Something happened to me this weekend that I will not forget for a long, long time. Husband and I were in Frankfurt for our holiday long weekend, and when we are there, we always attend the church of his childhood. His family has been a part of this church since the mid 80s, so the history and relationships there run deep. It is a lovely place where I felt instantly welcomed by people who did not know me, and where unexpectedly I have formed meaningful relationships of my own.
Small One’s arrival meant spending Sundays in the baby room as he becomes increasingly vocal and needs more entertaining. Their room is lovely, spacious, incomprehensibly clean considering the fact that it’s a room for children. (I have a suspicion that German babies are as clean as their grown up counterparts, but I digress.)
Last Sunday I realized that my son needed something to eat, so I was going to go back into the auditorium for the snacks. One of the young women who was there to look after the kids, told me she had a banana and would that be ok for him? She had long brown hair, lovely eyes and smile, and she must be in her early 20s or late teens, in other words not someone I would expect to be attune to mom needs.
Small One loves bananas, so I found a high chair and sat him in it. She returned to me with a smile, and a plastic bowl of chopped banana pieces.
This may seem normal to you, but I was left standing there with a bowl of bananas and a slightly shocked look on my face. Were it not for Small One’s hunger, I might have just remained standing there for a while with my mouth open.
She had taken the banana for me, she had peeled it for me, chopped it into bite-sized pieces for me, and put it into a plastic bowl before she gave it to me. Maybe it was a simple gesture for her, and maybe she didn’t even think much of it. There wasn’t any fanfare about the way she served me, but she had no idea that in that moment she was doing something that touched me deeply.
The loss of dignity is something I grieve regularly when I’m out with Small One. I don’t get to sit down with a plate of food and eat the way I used to because there are baby hands everywhere trying to put things into his mouth. If he screams in public, there isn’t a mute button to push, so the glares from others have to be stomached while trying to soothe a baby who will not be soothed. Food ends up on my clothes, on his clothes, in my hair and I’m sure that there are scenarios I haven’t even thought of that will happen in the future. But it’s ok, this is part of the package of parenting, and we roll with it.
All of us roll on with the situations in our lives.
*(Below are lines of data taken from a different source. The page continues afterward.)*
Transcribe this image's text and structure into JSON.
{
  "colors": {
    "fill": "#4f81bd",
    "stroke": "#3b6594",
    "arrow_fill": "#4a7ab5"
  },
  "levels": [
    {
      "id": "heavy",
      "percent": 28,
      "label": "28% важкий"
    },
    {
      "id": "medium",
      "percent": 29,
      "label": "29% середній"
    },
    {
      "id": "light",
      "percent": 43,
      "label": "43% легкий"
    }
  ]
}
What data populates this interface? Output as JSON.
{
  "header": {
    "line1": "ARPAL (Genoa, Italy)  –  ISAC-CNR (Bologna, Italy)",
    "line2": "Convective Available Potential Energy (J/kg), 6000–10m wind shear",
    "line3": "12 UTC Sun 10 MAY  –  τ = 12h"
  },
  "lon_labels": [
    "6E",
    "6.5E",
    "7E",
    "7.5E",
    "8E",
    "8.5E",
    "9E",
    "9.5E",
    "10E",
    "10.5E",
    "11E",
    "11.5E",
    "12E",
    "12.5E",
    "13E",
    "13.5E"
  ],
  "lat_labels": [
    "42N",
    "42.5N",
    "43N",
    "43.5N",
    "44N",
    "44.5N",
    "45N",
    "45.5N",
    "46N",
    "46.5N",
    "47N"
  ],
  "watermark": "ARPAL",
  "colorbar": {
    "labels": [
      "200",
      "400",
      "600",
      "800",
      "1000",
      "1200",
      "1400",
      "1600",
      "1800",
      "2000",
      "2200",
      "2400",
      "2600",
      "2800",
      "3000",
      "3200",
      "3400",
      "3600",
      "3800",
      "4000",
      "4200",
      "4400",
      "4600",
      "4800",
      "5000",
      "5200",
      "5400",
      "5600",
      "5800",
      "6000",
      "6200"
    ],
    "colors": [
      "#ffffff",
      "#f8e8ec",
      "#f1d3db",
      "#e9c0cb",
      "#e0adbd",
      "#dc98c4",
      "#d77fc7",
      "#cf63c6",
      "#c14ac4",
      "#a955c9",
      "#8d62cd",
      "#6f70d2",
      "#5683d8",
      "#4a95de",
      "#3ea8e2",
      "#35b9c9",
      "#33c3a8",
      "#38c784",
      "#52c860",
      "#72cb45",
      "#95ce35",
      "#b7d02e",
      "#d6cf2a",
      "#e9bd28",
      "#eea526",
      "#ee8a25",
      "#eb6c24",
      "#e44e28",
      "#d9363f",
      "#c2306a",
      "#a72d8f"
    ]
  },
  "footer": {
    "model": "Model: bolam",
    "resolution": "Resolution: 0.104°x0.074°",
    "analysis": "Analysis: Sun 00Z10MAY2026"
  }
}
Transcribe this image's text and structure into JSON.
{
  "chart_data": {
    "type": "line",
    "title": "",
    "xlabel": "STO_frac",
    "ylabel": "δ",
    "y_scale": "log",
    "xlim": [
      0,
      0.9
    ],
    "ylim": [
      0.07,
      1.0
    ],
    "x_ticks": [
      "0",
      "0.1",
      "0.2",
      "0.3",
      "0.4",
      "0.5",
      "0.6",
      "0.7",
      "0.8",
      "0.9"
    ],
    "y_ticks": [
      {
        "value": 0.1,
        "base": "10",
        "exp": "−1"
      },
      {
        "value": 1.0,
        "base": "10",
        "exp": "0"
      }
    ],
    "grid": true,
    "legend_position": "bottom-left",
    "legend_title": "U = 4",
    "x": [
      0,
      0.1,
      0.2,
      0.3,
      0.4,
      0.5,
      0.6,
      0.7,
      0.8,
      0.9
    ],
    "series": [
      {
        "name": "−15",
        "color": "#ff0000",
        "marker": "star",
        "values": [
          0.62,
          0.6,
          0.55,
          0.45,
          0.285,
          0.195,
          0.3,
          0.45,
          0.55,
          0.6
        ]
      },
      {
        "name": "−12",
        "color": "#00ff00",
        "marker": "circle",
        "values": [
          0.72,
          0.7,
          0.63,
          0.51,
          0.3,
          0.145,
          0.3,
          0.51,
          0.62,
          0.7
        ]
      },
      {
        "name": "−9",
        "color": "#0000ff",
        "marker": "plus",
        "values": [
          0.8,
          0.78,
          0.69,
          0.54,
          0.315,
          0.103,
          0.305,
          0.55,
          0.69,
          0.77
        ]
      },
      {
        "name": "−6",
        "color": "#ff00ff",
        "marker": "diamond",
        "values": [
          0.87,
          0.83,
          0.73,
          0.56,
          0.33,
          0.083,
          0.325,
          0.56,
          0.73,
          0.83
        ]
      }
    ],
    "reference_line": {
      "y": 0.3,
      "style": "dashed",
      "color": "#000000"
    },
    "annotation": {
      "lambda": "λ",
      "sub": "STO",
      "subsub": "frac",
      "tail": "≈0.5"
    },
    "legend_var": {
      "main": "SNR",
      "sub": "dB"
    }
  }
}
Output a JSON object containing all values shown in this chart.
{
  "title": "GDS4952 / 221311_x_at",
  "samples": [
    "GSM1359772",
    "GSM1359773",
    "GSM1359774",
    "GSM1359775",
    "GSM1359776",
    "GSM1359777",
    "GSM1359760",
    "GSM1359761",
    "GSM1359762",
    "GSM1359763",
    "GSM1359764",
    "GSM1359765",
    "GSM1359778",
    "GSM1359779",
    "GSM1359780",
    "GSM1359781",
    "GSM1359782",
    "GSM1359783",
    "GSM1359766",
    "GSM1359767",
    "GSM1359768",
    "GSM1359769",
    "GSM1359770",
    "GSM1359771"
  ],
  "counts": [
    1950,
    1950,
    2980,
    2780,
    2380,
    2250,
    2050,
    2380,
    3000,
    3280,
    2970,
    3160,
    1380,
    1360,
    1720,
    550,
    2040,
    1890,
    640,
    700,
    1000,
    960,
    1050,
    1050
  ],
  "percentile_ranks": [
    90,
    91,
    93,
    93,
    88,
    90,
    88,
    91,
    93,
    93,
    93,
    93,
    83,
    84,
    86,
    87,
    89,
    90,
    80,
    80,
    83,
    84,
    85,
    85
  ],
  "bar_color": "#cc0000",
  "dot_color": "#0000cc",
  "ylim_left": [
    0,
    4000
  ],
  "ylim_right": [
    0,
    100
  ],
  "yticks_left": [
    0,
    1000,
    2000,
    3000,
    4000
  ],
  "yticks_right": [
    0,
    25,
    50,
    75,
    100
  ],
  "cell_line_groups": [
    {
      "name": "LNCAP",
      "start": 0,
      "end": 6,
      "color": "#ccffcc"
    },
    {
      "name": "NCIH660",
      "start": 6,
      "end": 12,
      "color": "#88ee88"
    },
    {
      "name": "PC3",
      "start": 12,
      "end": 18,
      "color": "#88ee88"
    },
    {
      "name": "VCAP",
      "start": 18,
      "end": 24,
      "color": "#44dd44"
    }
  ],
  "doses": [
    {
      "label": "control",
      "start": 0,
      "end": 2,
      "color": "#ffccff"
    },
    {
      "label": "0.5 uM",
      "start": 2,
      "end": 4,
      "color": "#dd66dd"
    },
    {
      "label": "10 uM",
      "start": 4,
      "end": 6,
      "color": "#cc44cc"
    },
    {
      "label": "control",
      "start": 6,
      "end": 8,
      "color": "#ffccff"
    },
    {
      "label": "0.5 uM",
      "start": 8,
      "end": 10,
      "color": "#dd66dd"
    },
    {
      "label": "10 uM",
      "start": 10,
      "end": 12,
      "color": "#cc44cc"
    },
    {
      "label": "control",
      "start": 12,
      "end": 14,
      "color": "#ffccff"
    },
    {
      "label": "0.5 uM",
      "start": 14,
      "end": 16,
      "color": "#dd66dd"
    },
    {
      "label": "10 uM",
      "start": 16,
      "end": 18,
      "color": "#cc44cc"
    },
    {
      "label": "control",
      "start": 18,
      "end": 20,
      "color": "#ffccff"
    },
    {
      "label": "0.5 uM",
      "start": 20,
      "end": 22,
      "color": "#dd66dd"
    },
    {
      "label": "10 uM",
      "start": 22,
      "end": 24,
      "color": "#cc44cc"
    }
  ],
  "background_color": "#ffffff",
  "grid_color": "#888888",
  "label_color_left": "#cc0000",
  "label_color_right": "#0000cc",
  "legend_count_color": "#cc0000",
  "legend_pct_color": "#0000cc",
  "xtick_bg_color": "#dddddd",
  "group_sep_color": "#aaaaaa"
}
Small children aren’t the only dignity robbers, of course; all of us have been treated badly, rejected, betrayed by people we loved and trusted, have illnesses we battle against and on a very basic level, all of us have bad days (and bad hair days).
The moment I had with this young, long-brown-haired German woman on Sunday gave me back some of the dignity that I lose on a day-to-day basis. Why? Because she took the time to serve me and service says, You are worth it.
I inhabit a world of leaders whose long titles, substantial bank accounts, multiple degrees, and big egos supposedly give them the right to positions, power and influence. Every sphere of our lives has some ladder to climb or the next level to attain, real or imagined, and as we climb higher, all of us in some way or another forget to do the gritty work of people care. The work that involves washing windows and cleaning toilets, babysitting for free, listening, chopping bananas and putting it in a bowl. Service. Acts of kindness that say to someone, You are not alone. I can see that you need help. I’m here to help you because you are worth it.
When I read that list I wrote, my honest thought in response to cleaning someone else’s toilet or babysitting someone else’s children is, No thank you. I won’t go into my excuses because at the foundation of it all is this one belief: I am above that. I’ve cleaned other’s toilets. I’ve babysat other people’s children. It’s not my “season” to do that anymore. I’m in a different place; I’ve moved on to a different level. I am above that.
It’s a lie.
No one graduates from the gritty work of serving people; it is the school we attend for our whole lives for it is the better way.